# How do you find all possible rational zeros of f(x) = 2x^3 - 5x^2 + 3x - 1?

May 27, 2016

Use the rational root theorem to help find that it has no rational zeros.

#### Explanation:

$f \left(x\right) = 2 {x}^{3} - 5 {x}^{2} + 3 x - 1$

By the rational root theorem, any rational zeros of $f \left(x\right)$ are expressible in the form $\frac{p}{q}$ for integers $p , q$ with $p$ a divisor of the constant term $- 1$ and $q$ a divisor of the coefficient $2$ of the leading term.

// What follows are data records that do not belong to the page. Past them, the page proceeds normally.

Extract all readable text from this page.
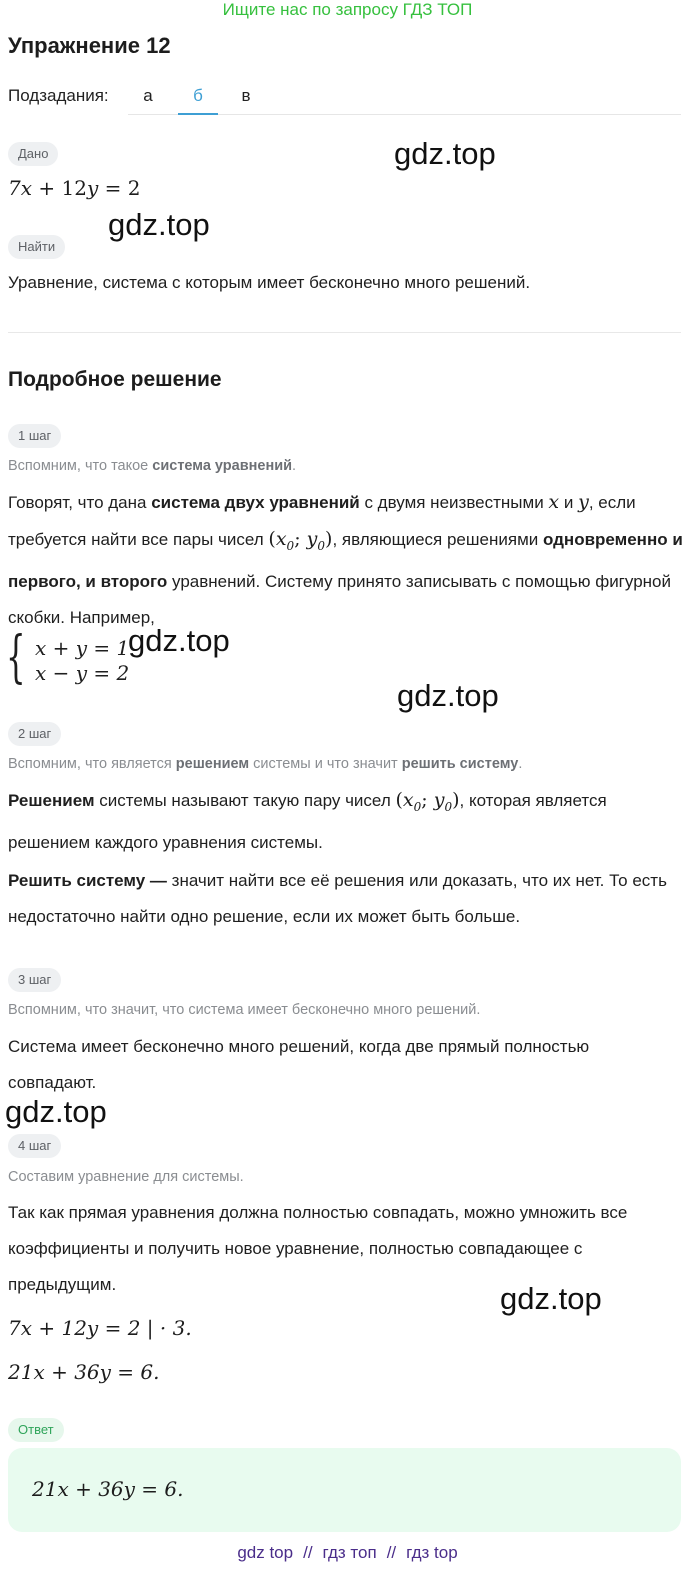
Ищите нас по запросу ГДЗ ТОП
Упражнение 12
Подзадания:	а	б	в
Дано
7x + 12y = 2
Найти
Уравнение, система с которым имеет бесконечно много решений.
Подробное решение
1 шаг
Вспомним, что такое система уравнений.
Говорят, что дана система двух уравнений с двумя неизвестными x и y, если требуется найти все пары чисел ($x_0$; $y_0$), являющиеся решениями одновременно и первого, и второго уравнений. Систему принято записывать с помощью фигурной скобки. Например,
{ x + y = 1
x − y = 2
2 шаг
Вспомним, что является решением системы и что значит решить систему.
Решением системы называют такую пару чисел ($x_0$; $y_0$), которая является решением каждого уравнения системы.
Решить систему — значит найти все её решения или доказать, что их нет. То есть недостаточно найти одно решение, если их может быть больше.
3 шаг
Вспомним, что значит, что система имеет бесконечно много решений.
Система имеет бесконечно много решений, когда две прямый полностью совпадают.
4 шаг
Составим уравнение для системы.
Так как прямая уравнения должна полностью совпадать, можно умножить все коэффициенты и получить новое уравнение, полностью совпадающее с предыдущим.
7x + 12y = 2 | · 3.
21x + 36y = 6.
Ответ
21x + 36y = 6.
gdz.top
gdz.top
gdz.top
gdz.top
gdz.top
gdz.top
gdz top // гдз топ // гдз top
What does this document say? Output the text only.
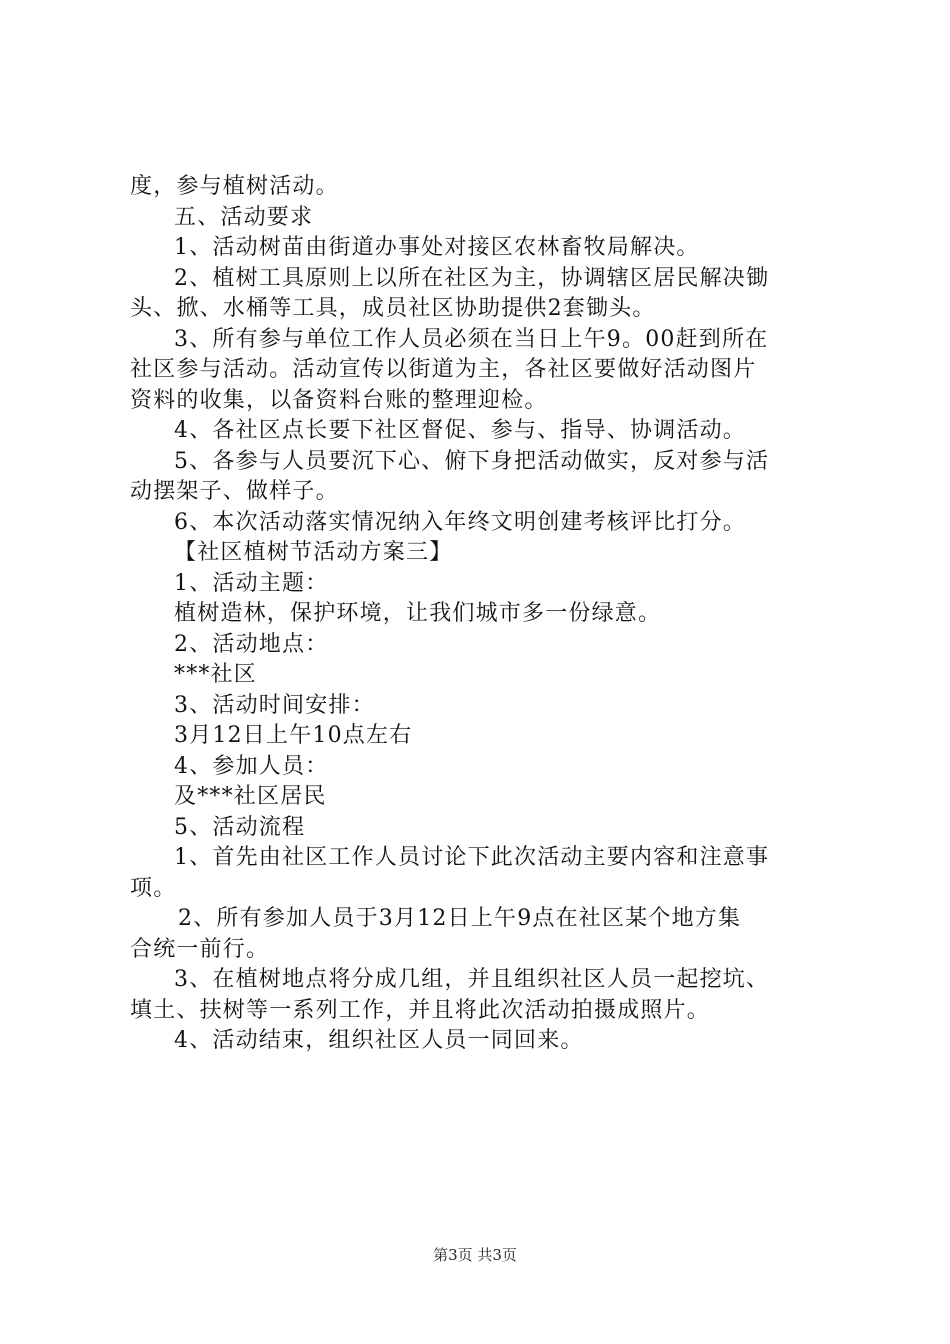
度，参与植树活动。
五、活动要求
1、活动树苗由街道办事处对接区农林畜牧局解决。
2、植树工具原则上以所在社区为主，协调辖区居民解决锄
头、掀、水桶等工具，成员社区协助提供2套锄头。
3、所有参与单位工作人员必须在当日上午9。00赶到所在
社区参与活动。活动宣传以街道为主，各社区要做好活动图片
资料的收集，以备资料台账的整理迎检。
4、各社区点长要下社区督促、参与、指导、协调活动。
5、各参与人员要沉下心、俯下身把活动做实，反对参与活
动摆架子、做样子。
6、本次活动落实情况纳入年终文明创建考核评比打分。
【社区植树节活动方案三】
1、活动主题：
植树造林，保护环境，让我们城市多一份绿意。
2、活动地点：
***社区
3、活动时间安排：
3月12日上午10点左右
4、参加人员：
及***社区居民
5、活动流程
1、首先由社区工作人员讨论下此次活动主要内容和注意事
项。
2、所有参加人员于3月12日上午9点在社区某个地方集
合统一前行。
3、在植树地点将分成几组，并且组织社区人员一起挖坑、
填土、扶树等一系列工作，并且将此次活动拍摄成照片。
4、活动结束，组织社区人员一同回来。
第3页 共3页
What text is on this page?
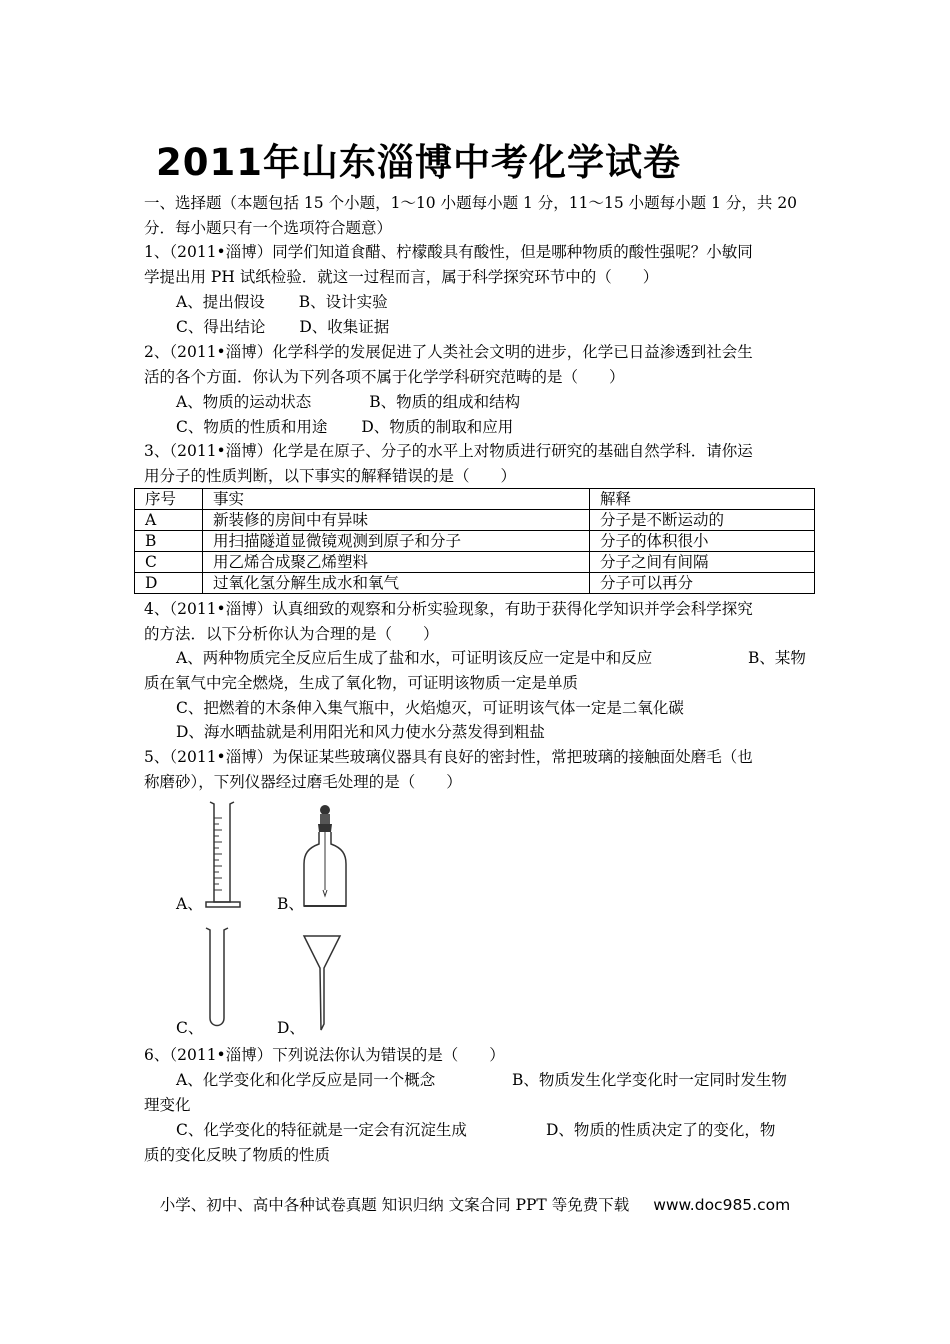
2011年山东淄博中考化学试卷
一、选择题（本题包括 15 个小题，1～10 小题每小题 1 分，11～15 小题每小题 1 分，共 20
分．每小题只有一个选项符合题意）
1、（2011•淄博）同学们知道食醋、柠檬酸具有酸性，但是哪种物质的酸性强呢？小敏同
学提出用 PH 试纸检验．就这一过程而言，属于科学探究环节中的（　　）
A、提出假设 B、设计实验
C、得出结论 D、收集证据
2、（2011•淄博）化学科学的发展促进了人类社会文明的进步，化学已日益渗透到社会生
活的各个方面．你认为下列各项不属于化学学科研究范畴的是（　　）
A、物质的运动状态	B、物质的组成和结构
C、物质的性质和用途 D、物质的制取和应用
3、（2011•淄博）化学是在原子、分子的水平上对物质进行研究的基础自然学科．请你运
用分子的性质判断，以下事实的解释错误的是（　　）
序号	事实	解释
A	新装修的房间中有异味	分子是不断运动的
B	用扫描隧道显微镜观测到原子和分子	分子的体积很小
C	用乙烯合成聚乙烯塑料	分子之间有间隔
D	过氧化氢分解生成水和氧气	分子可以再分
4、（2011•淄博）认真细致的观察和分析实验现象，有助于获得化学知识并学会科学探究
的方法．以下分析你认为合理的是（　　）
A、两种物质完全反应后生成了盐和水，可证明该反应一定是中和反应	B、某物
质在氧气中完全燃烧，生成了氧化物，可证明该物质一定是单质
C、把燃着的木条伸入集气瓶中，火焰熄灭，可证明该气体一定是二氧化碳
D、海水晒盐就是利用阳光和风力使水分蒸发得到粗盐
5、（2011•淄博）为保证某些玻璃仪器具有良好的密封性，常把玻璃的接触面处磨毛（也
称磨砂），下列仪器经过磨毛处理的是（　　）
A、	B、
C、	D、
6、（2011•淄博）下列说法你认为错误的是（　　）
A、化学变化和化学反应是同一个概念	B、物质发生化学变化时一定同时发生物
理变化
C、化学变化的特征就是一定会有沉淀生成	D、物质的性质决定了的变化，物
质的变化反映了物质的性质
小学、初中、高中各种试卷真题 知识归纳 文案合同 PPT 等免费下载 www.doc985.com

That means that the only possible rational zeros are:

$\pm \frac{1}{2}$, $\pm 1$

In addition, note that there are no changes of signs of coefficients in $f \left(- x\right) = - 2 {x}^{3} - 5 {x}^{2} - 3 x - 1$, so $f \left(x\right)$ has no negative zeros.

That leaves possible rational zeros:

$\frac{1}{2}$, $1$

Then we find:

$f \left(\frac{1}{2}\right) = \frac{1}{4} - \frac{5}{4} + \frac{3}{2} - 1 = - \frac{1}{2}$

$f \left(1\right) = 2 - 5 + 3 - 1 = - 1$

So this cubic has no rational zeros.